Ferragosto è ormai passato, ma i marinai della Capitaneria di Porto – Guardia Costiera di Imperia proseguono, senza soluzione di continuità, l’attività di sorveglianza e controllo su tutto il territorio di giurisdizione. Negli ultimi quindici giorni del mese di agosto, sono stati effettuati infatti circa 30 controlli su unità da diporto ed un centinaio di controlli a terra sia in ambito portuale che presso stabilimenti balneari.
I militari hanno elevato 11 sanzioni amministrative (per un totale di euro 5700) di cui 5 per eccesso di velocità entro i 1000 metri dalla costa, 1 per mancanza a bordo delle documentazione prevista – e 5 ai sensi dell’Ordinanza di Sicurezza Balneare della Scrivente Capitaneria di Porto, di cui 3 specificatamente per violazione delle disposizioni che regolano la permanenza presso la postazione di salvataggio dell’assistente bagnanti e 2 per violazione delle norme in materia di pesca sportiva subacquea.

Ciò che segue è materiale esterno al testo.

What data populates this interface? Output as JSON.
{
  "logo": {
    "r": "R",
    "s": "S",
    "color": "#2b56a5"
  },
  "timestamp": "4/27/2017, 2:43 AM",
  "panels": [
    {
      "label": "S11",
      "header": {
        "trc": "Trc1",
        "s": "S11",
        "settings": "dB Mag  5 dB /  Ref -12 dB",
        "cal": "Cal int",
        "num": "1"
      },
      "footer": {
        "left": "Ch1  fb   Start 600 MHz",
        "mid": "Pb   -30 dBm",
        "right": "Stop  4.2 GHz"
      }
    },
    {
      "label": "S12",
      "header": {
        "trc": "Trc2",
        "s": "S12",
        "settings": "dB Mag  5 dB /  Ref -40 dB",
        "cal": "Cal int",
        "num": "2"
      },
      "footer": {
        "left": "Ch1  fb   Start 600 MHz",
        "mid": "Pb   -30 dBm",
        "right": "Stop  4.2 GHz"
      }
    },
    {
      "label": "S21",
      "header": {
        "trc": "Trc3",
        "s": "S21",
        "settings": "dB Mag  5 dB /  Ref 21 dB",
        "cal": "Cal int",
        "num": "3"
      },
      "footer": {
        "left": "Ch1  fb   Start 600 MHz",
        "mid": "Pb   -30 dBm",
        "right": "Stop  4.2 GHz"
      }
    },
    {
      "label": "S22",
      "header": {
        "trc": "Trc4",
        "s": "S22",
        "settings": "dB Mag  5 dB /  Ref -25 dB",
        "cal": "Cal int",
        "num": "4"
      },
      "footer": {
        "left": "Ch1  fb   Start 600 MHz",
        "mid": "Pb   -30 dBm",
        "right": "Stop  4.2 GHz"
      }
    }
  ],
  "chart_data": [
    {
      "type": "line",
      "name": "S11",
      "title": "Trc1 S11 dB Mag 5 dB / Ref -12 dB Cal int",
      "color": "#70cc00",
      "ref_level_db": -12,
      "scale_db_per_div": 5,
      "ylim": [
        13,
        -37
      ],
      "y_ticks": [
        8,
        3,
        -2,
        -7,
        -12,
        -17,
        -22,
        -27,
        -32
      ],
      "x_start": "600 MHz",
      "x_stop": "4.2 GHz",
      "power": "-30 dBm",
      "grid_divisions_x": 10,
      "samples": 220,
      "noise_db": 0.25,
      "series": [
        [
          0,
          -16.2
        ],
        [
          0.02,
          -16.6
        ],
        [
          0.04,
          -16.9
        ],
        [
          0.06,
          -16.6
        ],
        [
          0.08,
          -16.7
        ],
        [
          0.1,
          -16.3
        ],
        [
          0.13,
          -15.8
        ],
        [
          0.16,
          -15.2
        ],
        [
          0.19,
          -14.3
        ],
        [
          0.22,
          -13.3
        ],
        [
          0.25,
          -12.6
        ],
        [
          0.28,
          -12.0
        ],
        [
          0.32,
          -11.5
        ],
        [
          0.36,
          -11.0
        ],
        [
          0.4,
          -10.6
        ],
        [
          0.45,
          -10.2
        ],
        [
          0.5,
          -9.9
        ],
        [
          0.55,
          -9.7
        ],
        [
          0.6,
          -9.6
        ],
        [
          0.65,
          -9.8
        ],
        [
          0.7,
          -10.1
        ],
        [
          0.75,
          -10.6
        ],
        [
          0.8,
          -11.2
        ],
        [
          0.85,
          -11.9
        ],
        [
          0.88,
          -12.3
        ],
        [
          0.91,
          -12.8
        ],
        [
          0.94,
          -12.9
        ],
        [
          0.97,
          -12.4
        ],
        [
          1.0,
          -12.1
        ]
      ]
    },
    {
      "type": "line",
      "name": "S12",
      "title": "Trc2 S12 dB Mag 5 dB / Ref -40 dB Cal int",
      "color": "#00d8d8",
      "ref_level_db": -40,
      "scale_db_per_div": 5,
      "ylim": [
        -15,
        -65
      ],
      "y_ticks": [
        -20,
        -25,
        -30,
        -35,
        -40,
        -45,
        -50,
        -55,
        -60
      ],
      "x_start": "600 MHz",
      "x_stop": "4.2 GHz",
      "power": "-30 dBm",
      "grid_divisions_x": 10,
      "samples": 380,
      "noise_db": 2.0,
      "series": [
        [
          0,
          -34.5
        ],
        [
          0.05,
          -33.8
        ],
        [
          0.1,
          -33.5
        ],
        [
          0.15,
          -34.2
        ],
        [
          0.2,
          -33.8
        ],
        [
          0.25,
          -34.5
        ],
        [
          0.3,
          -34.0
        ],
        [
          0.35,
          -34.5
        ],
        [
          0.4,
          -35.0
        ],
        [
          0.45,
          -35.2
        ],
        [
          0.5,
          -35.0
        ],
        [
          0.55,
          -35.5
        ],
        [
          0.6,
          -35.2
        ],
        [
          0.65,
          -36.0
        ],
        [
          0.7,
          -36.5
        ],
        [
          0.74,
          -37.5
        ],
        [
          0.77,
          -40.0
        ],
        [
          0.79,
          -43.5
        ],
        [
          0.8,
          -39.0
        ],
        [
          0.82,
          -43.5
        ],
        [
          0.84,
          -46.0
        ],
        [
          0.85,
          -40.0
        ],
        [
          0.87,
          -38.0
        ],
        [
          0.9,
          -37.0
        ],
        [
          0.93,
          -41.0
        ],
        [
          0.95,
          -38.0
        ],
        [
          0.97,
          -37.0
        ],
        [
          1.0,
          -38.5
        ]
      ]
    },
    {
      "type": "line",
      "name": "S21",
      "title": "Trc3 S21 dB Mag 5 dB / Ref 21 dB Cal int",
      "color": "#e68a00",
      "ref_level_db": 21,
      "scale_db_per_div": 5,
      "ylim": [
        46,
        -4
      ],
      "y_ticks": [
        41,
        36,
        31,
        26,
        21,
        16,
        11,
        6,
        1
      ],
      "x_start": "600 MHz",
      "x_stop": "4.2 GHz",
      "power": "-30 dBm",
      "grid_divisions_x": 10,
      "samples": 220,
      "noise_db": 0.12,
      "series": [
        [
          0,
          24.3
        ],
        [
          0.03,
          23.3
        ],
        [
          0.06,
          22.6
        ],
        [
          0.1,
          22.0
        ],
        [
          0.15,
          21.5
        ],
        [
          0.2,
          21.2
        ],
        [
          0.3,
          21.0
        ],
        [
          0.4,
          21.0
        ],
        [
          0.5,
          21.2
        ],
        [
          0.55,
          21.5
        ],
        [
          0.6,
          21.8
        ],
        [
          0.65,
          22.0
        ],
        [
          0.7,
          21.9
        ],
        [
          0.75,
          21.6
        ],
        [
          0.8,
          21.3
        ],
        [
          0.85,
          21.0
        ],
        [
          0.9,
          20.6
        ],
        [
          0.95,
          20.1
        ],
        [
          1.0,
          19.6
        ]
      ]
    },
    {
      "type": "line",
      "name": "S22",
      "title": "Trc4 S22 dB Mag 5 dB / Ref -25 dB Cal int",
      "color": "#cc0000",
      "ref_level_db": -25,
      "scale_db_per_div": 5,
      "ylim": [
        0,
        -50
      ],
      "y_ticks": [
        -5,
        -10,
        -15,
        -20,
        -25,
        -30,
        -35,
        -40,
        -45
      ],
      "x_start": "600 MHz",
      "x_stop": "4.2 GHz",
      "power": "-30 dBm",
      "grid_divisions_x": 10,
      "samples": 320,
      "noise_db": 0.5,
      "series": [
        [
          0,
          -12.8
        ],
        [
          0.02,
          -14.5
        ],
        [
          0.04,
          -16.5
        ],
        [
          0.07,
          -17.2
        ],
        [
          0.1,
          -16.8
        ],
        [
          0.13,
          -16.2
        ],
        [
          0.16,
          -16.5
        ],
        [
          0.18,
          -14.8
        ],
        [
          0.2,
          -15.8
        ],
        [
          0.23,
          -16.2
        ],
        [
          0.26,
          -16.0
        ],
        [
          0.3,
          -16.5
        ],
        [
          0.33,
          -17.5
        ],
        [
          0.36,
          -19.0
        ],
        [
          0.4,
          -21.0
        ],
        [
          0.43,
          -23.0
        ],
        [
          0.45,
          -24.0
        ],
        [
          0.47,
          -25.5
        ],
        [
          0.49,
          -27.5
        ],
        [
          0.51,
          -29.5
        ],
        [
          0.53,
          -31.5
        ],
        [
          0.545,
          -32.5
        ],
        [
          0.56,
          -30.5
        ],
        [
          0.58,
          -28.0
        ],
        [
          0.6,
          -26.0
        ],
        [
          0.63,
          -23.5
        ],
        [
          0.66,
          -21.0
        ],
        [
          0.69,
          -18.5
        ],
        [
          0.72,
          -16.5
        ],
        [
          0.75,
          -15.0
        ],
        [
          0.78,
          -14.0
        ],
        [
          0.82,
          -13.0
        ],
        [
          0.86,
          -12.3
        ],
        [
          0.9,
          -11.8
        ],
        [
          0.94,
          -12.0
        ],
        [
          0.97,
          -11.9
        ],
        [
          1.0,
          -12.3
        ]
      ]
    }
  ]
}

Nello stesso periodo le unità della Guardia Costiera di Imperia hanno svolto 3 missioni di soccorso: una a favore di un’imbarcazione in difficoltà per avaria al motore nelle acque antistanti il Comune di Ventimiglia – Località Balzi Rossi, una a favore di imbarcazione con una via d’acqua a bordo in Località Capo Mortola – Ventimiglia ed infine l’ultima in assistenza ad un’imbarcazione, che seppur all’interno del porto turistico di Porto Sole di Sanremo, stava anch’essa imbarcando acqua.
Nonostante stia ormai terminando la stagione estiva, si ricorda a tutti i diportisti quanto sia fondamentale, prima di ogni uscita in mare, accertarsi di avere a bordo le previste dotazioni di sicurezza ed una sufficiente riserva di carburante in relazione alla navigazione da intraprendere, oltre naturalmente a verificare la piena efficienza dell’unità. Si ritiene altresì opportuno rammentare il suggerimento dato ad inizio estate dal Comandante della Capitaneria di Porto di Imperia – il Capitano di Fregata Luciano Pischedda – circa la necessità di verificare con scrupolosità le condizione meteo-marine in atto e previste, al fine di scongiurare il verificarsi di situazioni di potenziale pericolo.
Si ricorda ad ogni buon fine, per le emergenze in mare, di contattare prontamente il Numero Blu “1530”, che consente l’immediata attivazione della catena dei soccorsi per il tramite della Sala Operativa della Guardia Costiera territorialmente competente.